Somehow, I don’t think taking people on a bus tour of black-oriented neighborhoods will sway that many people, because too many Chicagoans already are oriented to ignoring such neighborhoods.

PERHAPS THEY MIGHT think, “It’s not my neighborhood,” so they don’t concern themselves with it. One only has to look at recent activity along Michigan Avenue involving robberies to realize that there are no barricades between neighborhoods, and we really are tied together as one city.

One’s problems ought to be considered as all of our problems.

Now I have stated before that I think the real tragedy concerning the fight about closing schools is that it puts people living in substandard neighborhoods into fighting to maintain schools that are substandard themselves.

We ought to be thinking about how to improve the opportunities for those people – rather than encouraging this particular fight that has the ability to make everybody look seriously stupid.

OR ARROGANT, WHICH is how the Emanuels are now coming across in this particular political fight.

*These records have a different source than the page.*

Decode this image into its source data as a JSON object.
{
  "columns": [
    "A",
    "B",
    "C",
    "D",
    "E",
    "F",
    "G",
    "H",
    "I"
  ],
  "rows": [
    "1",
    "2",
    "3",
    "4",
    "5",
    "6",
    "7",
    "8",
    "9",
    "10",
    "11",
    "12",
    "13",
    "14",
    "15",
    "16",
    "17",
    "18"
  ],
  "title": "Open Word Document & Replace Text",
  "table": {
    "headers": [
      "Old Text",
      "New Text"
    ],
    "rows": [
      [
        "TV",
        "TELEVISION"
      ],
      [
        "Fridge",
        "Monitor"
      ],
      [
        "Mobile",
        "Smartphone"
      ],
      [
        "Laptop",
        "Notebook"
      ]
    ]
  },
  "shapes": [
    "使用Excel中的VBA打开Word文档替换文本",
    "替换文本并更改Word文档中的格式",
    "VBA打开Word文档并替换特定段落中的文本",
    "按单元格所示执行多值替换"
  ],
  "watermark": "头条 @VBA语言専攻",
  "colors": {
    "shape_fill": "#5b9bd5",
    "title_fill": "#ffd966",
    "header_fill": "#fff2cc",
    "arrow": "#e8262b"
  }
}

Take Mayor Rahm’s brother, Ezekiel, the one who is getting attention these days for the book he recently wrote about the lives of himself, Rahm and third brother Ari. He also is the guy who went on the Huffington Post to “advise” the Chicago Teachers Union to, “give in now. Give in now. Rahm will win. He always does win.”

He also elaborated that the unions, by putting up any fight to Emanuel and the Chicago Public Schools (who are merely following Rahm’s dictates on this issue) are merely “banging their heads against the wall.”

That’s tough talk! It seems that Rahm Emanuel (if his brother’s talk is at all true) thinks he’s already as mighty and powerful a municipal executive as anyone named Daley!

AS ONE WHO remembers the mayoral terms of people like Eugene Sawyer, Mike Bilandic and Jane Byrne, I’m well aware that it isn’t the position itself that gives people the power to treat Chicago like their personal fiefdom. Particularly in the case of Byrne, this city has a way of snapping back at people who try to push too hard!

It makes me wonder if the final outcome of all of this is going to be the bloody political showdown that will make the racially-tinged hostility of “Council Wars” seem like a political tea party!

All I know for sure is that we have a teachers union that is angry enough to charter a bus to drive around some neighborhoods that many of us try to pretend do not exist. That is, if we have ever even bothered to set foot in those neighborhoods (which may be the real problem).

It could end in a hard-fought victory for the mayor, if certain circumstances work in his favor.

THEN AGAIN, IT could also turn out to be a case where Emanuel (as in the mayor) gets hung out to dry.

Could this someday become the sight of a bloody mess? Photograph by Gregory Tejeda
 
Because that kind of arrogance (“He always does win!”) is usually the type of attitude that causes people to desire the equivalent of a severed head put on a pike just in front of the Picasso statue!